UPLC was performed on a Waters Acquity UPLC system coupled with a QTOF ESI/mass spectrometer. Aliquots (3.0 μL) of each sample were injected into a BEH C18 column (100 × 2.1 mm, i.d., 1.7 μm) at a flow rate of 0.3 mL/min and eluted using a chromatographic gradient of two mobile phases (A: water containing 0.1% TFA; B: MeOH/propanol (8/2, v/v) containing 0.1% TFA). A linear gradient was optimized as follows: 0 min, 70% B; 0–1 min, 70% B; 1–10.3 min, 70–100% B; 10.3–13.3 min, 100% B; 13.3–13.4 min, 100–70% B; 13.4–15 min, stabilized to 70% B. The QTOF spectrometer was operated in negative-ion mode in the following conditions: capillary voltage, 2.3 kV; cone voltage, 50 V; source temperature, 110 °C; and desolvation temperature, 350 °C. A sprayer with a reference solution of leucine-enkephalin ([M − H]⁻ m/z 554.2615) was used as the lock mass. The full scan data and MS/MS spectra were collected using MassLynx 4.1 software (Waters Corporation, Milford, MA, USA).

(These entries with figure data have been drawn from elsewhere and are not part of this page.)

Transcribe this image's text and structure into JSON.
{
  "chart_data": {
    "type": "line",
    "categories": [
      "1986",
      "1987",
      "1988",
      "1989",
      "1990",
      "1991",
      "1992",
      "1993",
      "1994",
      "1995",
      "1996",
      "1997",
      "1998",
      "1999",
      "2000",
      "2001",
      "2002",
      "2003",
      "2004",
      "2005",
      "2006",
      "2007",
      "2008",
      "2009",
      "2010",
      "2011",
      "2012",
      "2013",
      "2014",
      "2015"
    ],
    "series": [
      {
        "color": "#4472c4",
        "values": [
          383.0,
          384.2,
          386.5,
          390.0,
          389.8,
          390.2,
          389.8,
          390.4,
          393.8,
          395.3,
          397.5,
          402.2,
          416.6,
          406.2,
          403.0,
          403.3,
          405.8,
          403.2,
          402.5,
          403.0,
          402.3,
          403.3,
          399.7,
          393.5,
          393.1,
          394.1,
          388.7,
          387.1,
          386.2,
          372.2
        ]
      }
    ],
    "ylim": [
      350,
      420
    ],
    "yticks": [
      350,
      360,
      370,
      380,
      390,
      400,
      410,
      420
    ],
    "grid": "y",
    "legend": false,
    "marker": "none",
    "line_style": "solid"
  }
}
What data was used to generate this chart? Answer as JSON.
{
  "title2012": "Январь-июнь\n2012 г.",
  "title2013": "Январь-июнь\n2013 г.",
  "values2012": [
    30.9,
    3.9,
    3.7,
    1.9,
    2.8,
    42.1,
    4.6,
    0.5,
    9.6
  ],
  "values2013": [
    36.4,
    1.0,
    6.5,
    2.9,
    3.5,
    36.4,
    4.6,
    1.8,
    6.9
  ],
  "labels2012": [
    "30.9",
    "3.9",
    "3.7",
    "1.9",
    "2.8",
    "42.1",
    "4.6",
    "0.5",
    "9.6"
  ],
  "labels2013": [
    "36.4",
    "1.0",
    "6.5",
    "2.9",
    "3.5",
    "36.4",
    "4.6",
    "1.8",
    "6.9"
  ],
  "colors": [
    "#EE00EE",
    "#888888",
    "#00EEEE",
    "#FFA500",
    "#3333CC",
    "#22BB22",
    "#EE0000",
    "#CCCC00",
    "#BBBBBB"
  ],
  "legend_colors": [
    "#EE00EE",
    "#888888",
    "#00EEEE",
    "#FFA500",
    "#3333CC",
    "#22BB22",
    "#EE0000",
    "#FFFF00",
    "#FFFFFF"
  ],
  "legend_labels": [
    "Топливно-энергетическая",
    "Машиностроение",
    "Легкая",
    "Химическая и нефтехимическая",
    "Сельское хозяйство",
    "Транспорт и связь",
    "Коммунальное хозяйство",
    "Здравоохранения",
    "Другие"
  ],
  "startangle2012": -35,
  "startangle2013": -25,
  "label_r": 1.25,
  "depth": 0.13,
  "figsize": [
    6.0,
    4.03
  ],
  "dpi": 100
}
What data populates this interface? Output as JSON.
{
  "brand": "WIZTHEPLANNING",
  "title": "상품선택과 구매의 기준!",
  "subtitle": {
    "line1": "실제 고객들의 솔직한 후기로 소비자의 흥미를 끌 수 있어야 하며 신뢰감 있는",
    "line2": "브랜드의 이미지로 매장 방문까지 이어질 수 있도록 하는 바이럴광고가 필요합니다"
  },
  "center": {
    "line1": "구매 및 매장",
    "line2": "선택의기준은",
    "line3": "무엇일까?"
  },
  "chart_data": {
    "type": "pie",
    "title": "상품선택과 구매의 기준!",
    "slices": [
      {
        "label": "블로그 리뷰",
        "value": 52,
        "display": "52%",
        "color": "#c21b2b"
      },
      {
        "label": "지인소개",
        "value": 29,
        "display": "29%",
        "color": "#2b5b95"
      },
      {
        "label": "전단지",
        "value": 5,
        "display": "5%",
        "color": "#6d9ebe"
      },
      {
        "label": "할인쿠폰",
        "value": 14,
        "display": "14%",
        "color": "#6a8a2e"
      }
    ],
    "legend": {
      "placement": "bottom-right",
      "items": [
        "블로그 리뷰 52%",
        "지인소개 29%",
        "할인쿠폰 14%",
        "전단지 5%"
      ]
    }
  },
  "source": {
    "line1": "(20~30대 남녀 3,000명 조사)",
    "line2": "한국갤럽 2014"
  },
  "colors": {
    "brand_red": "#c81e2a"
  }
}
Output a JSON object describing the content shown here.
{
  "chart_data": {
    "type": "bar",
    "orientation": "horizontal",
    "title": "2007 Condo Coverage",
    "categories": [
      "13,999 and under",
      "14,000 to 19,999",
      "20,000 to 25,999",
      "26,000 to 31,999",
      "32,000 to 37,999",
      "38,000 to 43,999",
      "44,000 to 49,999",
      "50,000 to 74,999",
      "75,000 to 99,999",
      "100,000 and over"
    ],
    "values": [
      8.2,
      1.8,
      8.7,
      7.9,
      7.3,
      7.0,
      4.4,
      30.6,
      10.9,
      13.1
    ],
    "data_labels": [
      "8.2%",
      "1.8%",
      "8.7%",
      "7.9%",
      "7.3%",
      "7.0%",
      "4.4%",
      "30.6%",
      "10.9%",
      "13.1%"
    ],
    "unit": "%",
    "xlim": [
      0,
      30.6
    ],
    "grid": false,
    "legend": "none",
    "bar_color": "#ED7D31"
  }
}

3.5. Assay of XO-Inhibitory Activity and Kinetics

XO-inhibitory activity was assayed spectrophotometrically on a SpectraMax M2 microplate reader, using a previously reported experimental procedure with a slight modification [21]. First, 135 µL of 100 mM sodium pyrophosphate buffer (HCl, pH 7.5), 20 µL of 0.1 unit XO enzyme (bovine milk) in buffer, and 5 µL of samples (test extracts or compounds) in dimethylsulfoxide were mixed at 37 °C. The reaction was started by adding 40 µL of substrate (0.5 mM xanthine) in buffer to the mixture. The reaction mixture (200 µL) was incubated at 37 °C in a 300 µL well plate and the UV absorbance at 295 nm was determined every 1 min up to 5 min. Allopurinol and oxypurinol served as positive controls.

3.6. Statistical Analysis

All measurements of in vitro inhibitory activity (XO inhibition and kinetic parameters) and compound contents were performed at least in triplicate and data are expressed as mean ± SD (standard deviation) using Sigma plot 10.0 (Systat Software Inc., San Jose, CA, USA).

4. Conclusions

The rhizome extract of D. crassirhizoma has a significant inhibitory effect on XO in vitro. In this study, for the first time, the potent inhibitors were identified as flavaspidic acid AP (1) and its derivatives (2−4), with inhibitory activity against XO at low micromolar concentrations (IC₅₀ = 6.3−20.9 μM). Based on the detailed kinetic analysis of the most potent inhibitor using double-reciprocal plots, 1 was determined to be a noncompetitive inhibitor (K_i = 7.8 μM). The sum of the identified phloroglucinol derivatives was approximately 10 mg/g of dried sample, and we believe that the potent XO-inhibitory activity of the extract was related to its derivatives. Additionally, a simple, rapid, and sensitive UPLC method was developed for the analysis of phloroglucinol derivatives. Overall, these results suggest that the rhizomes of D. crassirhizoma could be used for the development of nutraceuticals and medicines for the treatment of gout.